Por Diego R. Hernández
“El ser humano es un ser diferente porque no piensa”
Mr. pig
Es entendible que existan múltiples maneras de interpretar la modernidad cuando nos enfrentamos a definiciones como la proporcionada por la RAE: “cualidad de moderno”. Entonces rastreamos distintas significaciones desde las superficiales hasta las que demandan una mayor profundidad. Se le considera moderna a la persona o cosa cuya existencia en la vida social tiene poco tiempo, de manera que un adolescente se considera más moderno que un abuelo, al igual que el reggaetón frente al blues, pues bajo esta concepción la modernidad se contrapone a lo antiguo.

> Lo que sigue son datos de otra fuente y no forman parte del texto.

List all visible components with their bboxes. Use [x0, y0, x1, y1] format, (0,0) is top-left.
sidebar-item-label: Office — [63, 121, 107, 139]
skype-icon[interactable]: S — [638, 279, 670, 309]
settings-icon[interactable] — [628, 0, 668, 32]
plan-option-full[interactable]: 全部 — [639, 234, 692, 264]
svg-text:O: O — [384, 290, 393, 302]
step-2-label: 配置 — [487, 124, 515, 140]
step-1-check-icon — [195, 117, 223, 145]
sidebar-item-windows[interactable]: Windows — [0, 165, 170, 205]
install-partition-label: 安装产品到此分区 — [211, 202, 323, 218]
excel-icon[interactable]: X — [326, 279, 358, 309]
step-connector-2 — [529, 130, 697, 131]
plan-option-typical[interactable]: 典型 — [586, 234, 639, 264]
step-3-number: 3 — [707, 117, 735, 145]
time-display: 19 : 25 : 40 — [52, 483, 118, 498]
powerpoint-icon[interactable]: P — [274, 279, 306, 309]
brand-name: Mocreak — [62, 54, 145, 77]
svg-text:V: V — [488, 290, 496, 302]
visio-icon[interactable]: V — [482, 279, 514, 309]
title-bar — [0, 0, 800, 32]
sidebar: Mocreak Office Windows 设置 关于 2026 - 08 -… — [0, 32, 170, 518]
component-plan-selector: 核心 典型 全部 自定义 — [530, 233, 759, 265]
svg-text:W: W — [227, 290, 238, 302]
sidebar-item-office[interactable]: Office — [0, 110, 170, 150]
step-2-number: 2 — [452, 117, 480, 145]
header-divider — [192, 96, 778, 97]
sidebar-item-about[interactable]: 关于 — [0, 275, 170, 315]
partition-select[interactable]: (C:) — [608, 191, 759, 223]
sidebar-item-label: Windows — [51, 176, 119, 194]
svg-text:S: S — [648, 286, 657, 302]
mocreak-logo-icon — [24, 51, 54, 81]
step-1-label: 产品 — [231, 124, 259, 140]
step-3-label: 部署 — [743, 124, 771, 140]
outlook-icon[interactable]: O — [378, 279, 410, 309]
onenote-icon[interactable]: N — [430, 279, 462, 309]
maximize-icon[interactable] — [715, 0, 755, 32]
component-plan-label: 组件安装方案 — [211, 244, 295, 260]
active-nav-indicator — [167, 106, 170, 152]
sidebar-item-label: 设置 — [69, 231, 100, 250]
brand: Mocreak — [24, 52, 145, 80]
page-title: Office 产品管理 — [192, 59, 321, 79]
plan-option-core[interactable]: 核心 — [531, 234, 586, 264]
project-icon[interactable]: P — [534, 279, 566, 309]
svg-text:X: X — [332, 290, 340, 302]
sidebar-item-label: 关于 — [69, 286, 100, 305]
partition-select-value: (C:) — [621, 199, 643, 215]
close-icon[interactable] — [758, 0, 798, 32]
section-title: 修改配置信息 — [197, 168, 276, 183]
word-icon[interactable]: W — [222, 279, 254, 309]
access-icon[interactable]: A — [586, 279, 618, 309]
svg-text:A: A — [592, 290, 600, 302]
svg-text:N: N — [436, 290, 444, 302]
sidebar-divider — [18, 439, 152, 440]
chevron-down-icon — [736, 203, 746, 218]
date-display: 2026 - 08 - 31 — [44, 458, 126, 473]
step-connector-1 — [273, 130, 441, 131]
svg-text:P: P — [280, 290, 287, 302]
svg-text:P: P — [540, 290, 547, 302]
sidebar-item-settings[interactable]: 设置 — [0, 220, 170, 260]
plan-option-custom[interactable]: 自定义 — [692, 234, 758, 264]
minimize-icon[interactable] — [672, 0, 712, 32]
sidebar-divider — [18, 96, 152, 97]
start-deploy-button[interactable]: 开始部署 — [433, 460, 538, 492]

También se le percibe como un sinónimo de actualidad, por ejemplo, los muchachos aficionados a un grupo o género de música en específico o a la política respaldada por algún ismo donde el valor como individuos lo obtienen de la colectividad, entrarían en la definición de lo moderno, aunque lo que representen sea más bien antiguo con la posibilidad siempre eficaz de ampararse con la herencia de la resignificación.
Además de la antigüedad, también hay una oposición con lo clásico y lo establecido, sin embargo, como el hielo que al sol se vuelve agua también queda la posibilidad de solidificarse de nueva cuenta, es decir, si la humanidad occidental o del atlántico norte dejaron de centralizar sus creencias en un dios para trasladar su pensamiento al paradigma racional, si hubo un traslado de particularidades culturales, sociales y económicas hacia una globalización, también es posible argumentar que la universalización del pensamiento y quehacer humano se ha convertido en lo establecido.
Para Alain Touraine, la modernidad no puede ser concebida sin tener en cuenta dos elementos fundamentales para el desarrollo social de lo que hasta nuestros tiempos consideramos humano, me refiero a la racionalidad y a la capacidad de que los individuos se consoliden como sujetos. Por su parte, la razón ha sido la corona en el pensamiento colectivo, la luz que les da seguridad a quienes tienen miedo de levantarse por las noches al baño, la misma que deslumbra las retinas cuando miran hacia arriba y creen a ciegas que existe un cielo.
Mientras tanto los individuos que inclinan su vida hacia la proyección de un sujeto, aunque en menor cantidad, siempre han combatido la homogeneización del comportamiento animal razonado, desde las sombras y a menudo señalados como monstruos, pues lucen jorobados porque cargan el mundo a sus espaldas, sin importarles que la colina por donde andan resulte una cuesta casi imposible de superar.
Desde el romanticismo de las oscuras y dolorosas profundidades del individuo, más que de los chocolates y las canciones de amor, hasta el dada y por ahí otros intentos más dispersos, ocultos o disfrazados como el esperpento, se ha establecido una resistencia frente a la universalización pretendida de la razón, más impura que pura, más hija de puta que astuta, más antihumana que humana, en fin, más caduca que moderna.
La base moralista que impide disfrutar del mejor manjar sobre la tierra: la carne humana, o poder fornicar con madres, padres, hermanos o hermanas, esa misma que cuelga de las sotanas de padres y jueces cuando se vienen sobre la niñez, base que Pico de la Mirandola, Tomás Moro y compañía limitaron como humanismo es también un lastre para que el homo sapiens sapiens por fin se ponga a pensar, es decir, que subjetive el mundo y no solo se estrelle en el escroto viejo y arrugado de nuestra realidad. Quizás entonces tendría más sentido hablar de modernidad.